ABD, Doğu ve Güneydoğu'da yürütülen operasyonlardan rahatsızdır.Çünkü ABD'nin bölgedeki temel aktörlerinden PKK'nın etkisizleştirilmesi, Suriye'nin kuzeyindeki Kürt kantonlarını kurma planını da olumsuz etkileyecektir.

Bu yüzden Erdoğan ve Zana görüşmesinin hemen ardından üç parti temsilcisi, ABD denetiminde bir araya getirildi. Böylece seçim sürecinden sonra AKP ve HDP'nin ( veya DTK'nın ) yeniden "müzakere" sürecine dönmelerinin önü açılmış oldu.

ABD, dengelerinin değiştiği Ortadoğu'daki inisiyatifi Barzani ve PKK/PYD'yi etkinleştirerek yeniden kendi lehine biçimlendirmek istiyor. Bunun için Türkiye'deki denetimini daha fazla artıracak. Operasyonlardan rahatsız olan ABD, AKP ve HDP arasındaki dengeyi yeniden kurma peşinde. Bunun için ABD Adana konsolosu Doğu - Güneydoğu illerini ziyaret etmiş, bu ziyareti esnasında HDP'li belediye başkanları ile temas kurmuştur.
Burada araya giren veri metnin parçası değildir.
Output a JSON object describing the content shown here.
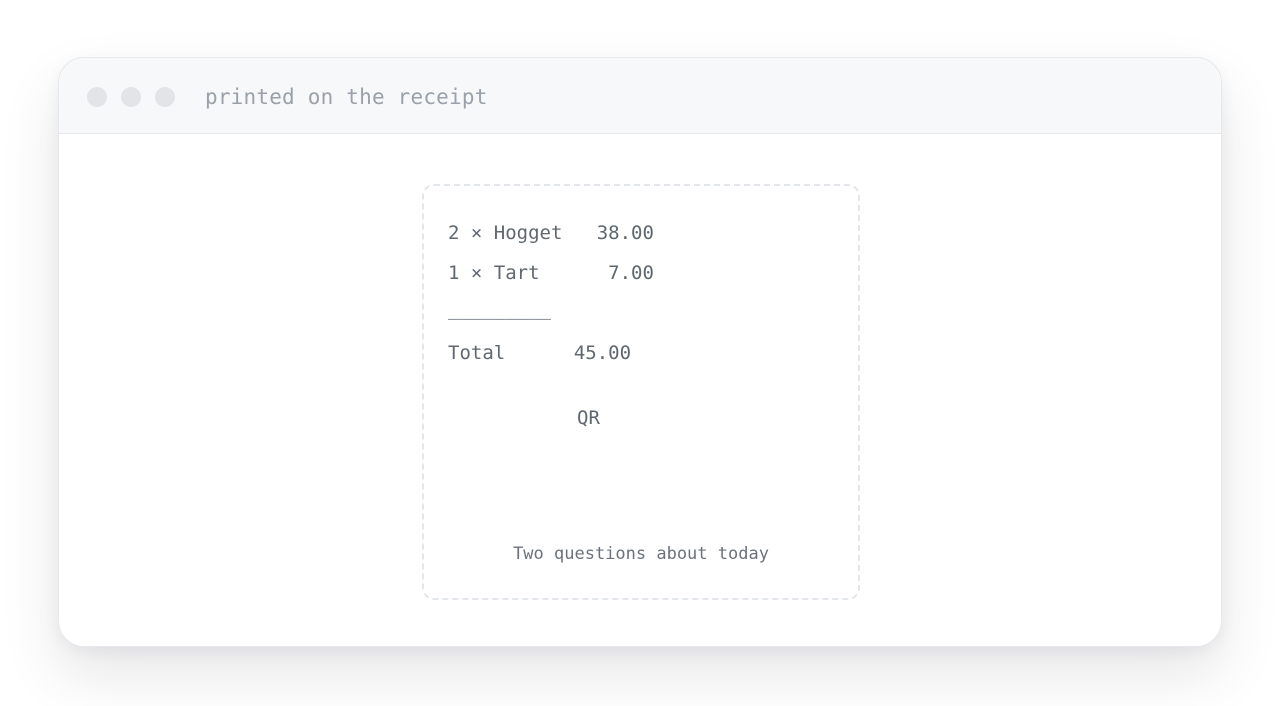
{
  "window": {
    "title": "printed on the receipt"
  },
  "receipt": {
    "lines": [
      "2 × Hogget   38.00",
      "1 × Tart      7.00",
      "_________",
      "Total      45.00"
    ],
    "qr_label": "QR",
    "footer": "Two questions about today"
  },
  "colors": {
    "window_border": "#e6e8eb",
    "titlebar_bg": "#f7f8f9",
    "traffic_dot": "#e2e4e7",
    "title_text": "#9aa1aa",
    "receipt_text": "#5f6771",
    "receipt_border": "#e3e6ea"
  }
}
Bir dönem Rusya ve İran'ı denge unsuru olarak kullanan Türkiye'nin elinden, "Rusya kartı" da alındı.Bu durum ABD'nin Türkiye üzerindeki politik, ekonomik ve askeri denetimini daha açık ve sert yöntemlerle uygulaması için bir fırsat olarak değerlendirilecektir.

" Derin stratejik adımları " sayesinde bölgede yalnızlaşan Türkiye, kendi milli stratejisini üretme yoluna gitmezse daha zor bir döneme gireceğimizi görmek için stratej olmaya gerek yok.Yukarıda da ele aldığımız gibi. Görünen köy kılavuz istemiyor. Bir de kılavuzu karga olanın, burnu ....tan çıkmaz.